Bioorg Med Chem. 2013 Dec 15;21(24):7674-85. doi: 10.1016/j.bmc.2013.10.025. Epub 2013 Oct 30.
In this study, we describe the synthesis and structure-activity relationship (SAR) of a series of isoquinoline chemoattractant receptor-homologous molecule expressed on Th2 cells (CRTH2) antagonists. TASP0376377 (15-20), one of the most potent compounds, showed a potent binding affinity (IC50=19 nM) in addition to the excellent functional antagonist activity (IC50=13 nM). Moreover, the efficacy of this compound in a chemotaxis assay (IC50=23 nM) was in good agreement with its potency as a CRTH2 antagonist. In addition, 15-20 exhibited greater selectivity in binding to CRTH2 than to the DP1 prostanoid receptor (IC50 >1 μM) or the enzymes COX-1 and COX-2 (IC50 >10 μM).

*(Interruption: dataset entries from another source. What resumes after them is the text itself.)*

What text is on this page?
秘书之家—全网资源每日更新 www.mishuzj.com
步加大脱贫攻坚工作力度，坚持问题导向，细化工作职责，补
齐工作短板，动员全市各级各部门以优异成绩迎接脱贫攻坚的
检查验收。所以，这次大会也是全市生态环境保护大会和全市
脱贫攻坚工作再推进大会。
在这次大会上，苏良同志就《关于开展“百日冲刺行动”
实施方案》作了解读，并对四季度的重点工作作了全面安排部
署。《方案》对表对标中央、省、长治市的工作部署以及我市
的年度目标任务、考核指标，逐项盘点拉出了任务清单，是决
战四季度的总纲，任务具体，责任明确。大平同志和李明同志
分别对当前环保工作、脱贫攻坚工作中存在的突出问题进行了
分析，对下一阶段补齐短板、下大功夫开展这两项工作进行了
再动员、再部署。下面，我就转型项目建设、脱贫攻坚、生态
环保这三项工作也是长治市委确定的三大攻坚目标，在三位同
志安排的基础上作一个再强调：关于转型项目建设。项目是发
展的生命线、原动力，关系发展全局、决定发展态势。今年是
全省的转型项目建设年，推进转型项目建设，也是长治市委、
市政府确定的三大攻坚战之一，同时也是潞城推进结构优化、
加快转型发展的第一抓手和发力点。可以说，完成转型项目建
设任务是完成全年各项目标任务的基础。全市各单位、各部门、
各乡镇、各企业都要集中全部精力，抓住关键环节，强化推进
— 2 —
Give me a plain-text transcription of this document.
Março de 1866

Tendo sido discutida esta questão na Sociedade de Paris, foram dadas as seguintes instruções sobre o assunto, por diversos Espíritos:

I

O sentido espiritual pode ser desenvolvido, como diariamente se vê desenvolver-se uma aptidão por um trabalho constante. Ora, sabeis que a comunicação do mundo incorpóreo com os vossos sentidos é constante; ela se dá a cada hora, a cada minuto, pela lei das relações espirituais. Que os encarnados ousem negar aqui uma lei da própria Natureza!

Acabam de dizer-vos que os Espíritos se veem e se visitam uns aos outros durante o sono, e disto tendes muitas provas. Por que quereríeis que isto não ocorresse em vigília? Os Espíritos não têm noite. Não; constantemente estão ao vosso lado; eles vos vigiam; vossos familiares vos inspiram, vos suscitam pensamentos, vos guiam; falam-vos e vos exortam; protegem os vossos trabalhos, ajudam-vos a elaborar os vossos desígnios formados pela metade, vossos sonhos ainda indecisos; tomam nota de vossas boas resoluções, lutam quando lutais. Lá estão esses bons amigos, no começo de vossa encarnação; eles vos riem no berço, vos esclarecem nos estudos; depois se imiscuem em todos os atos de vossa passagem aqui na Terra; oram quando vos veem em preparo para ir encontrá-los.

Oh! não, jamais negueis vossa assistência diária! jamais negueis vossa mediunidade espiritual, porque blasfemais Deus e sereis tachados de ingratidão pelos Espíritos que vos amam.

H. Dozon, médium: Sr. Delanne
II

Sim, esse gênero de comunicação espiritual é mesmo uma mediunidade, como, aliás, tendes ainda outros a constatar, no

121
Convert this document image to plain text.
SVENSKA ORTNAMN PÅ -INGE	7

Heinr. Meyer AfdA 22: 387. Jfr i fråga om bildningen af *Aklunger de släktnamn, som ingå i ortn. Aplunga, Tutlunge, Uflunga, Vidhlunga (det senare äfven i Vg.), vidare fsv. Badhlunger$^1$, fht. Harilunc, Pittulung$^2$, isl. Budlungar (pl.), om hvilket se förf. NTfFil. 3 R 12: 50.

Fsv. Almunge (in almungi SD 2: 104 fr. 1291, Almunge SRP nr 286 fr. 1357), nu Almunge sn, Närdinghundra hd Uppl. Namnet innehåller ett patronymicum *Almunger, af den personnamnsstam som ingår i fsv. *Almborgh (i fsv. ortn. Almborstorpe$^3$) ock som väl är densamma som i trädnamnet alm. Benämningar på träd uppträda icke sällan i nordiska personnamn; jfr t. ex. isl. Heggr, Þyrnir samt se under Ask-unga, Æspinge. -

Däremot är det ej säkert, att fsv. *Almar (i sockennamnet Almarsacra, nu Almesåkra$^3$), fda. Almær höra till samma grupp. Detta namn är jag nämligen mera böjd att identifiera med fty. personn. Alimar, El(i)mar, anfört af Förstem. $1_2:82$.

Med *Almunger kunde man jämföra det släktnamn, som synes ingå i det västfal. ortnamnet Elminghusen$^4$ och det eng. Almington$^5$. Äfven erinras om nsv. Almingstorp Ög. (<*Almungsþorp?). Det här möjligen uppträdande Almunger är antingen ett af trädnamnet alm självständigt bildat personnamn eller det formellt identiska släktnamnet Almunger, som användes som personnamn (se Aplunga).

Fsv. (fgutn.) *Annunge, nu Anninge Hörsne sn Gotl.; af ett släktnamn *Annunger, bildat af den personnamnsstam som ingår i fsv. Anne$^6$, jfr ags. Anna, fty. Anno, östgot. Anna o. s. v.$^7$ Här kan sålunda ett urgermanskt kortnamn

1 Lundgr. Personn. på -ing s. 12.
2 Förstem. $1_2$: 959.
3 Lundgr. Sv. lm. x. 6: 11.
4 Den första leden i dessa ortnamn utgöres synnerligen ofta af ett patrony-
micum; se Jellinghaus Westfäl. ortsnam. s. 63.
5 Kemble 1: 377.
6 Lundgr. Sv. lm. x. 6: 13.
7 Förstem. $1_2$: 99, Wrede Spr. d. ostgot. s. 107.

在这项研究中,我们描述了一系列异喹啉趋化因子受体同源分子表达在 Th2 细胞上的(CRTH2)拮抗剂的合成和构效关系(SAR)。TASP0376377(15-20)是最有效的化合物之一,除了具有优异的功能性拮抗剂活性(IC50=13 nM)外,还显示出很强的结合亲和力(IC50=19 nM)。此外,该化合物在趋化作用测定中的效力(IC50=23 nM)与其作为 CRTH2 拮抗剂的效力一致。此外,15-20 在与 CRTH2 结合方面的选择性大于与 DP1 前列腺素受体(IC50 >1 μM)或酶 COX-1 和 COX-2(IC50 >10 μM)的结合。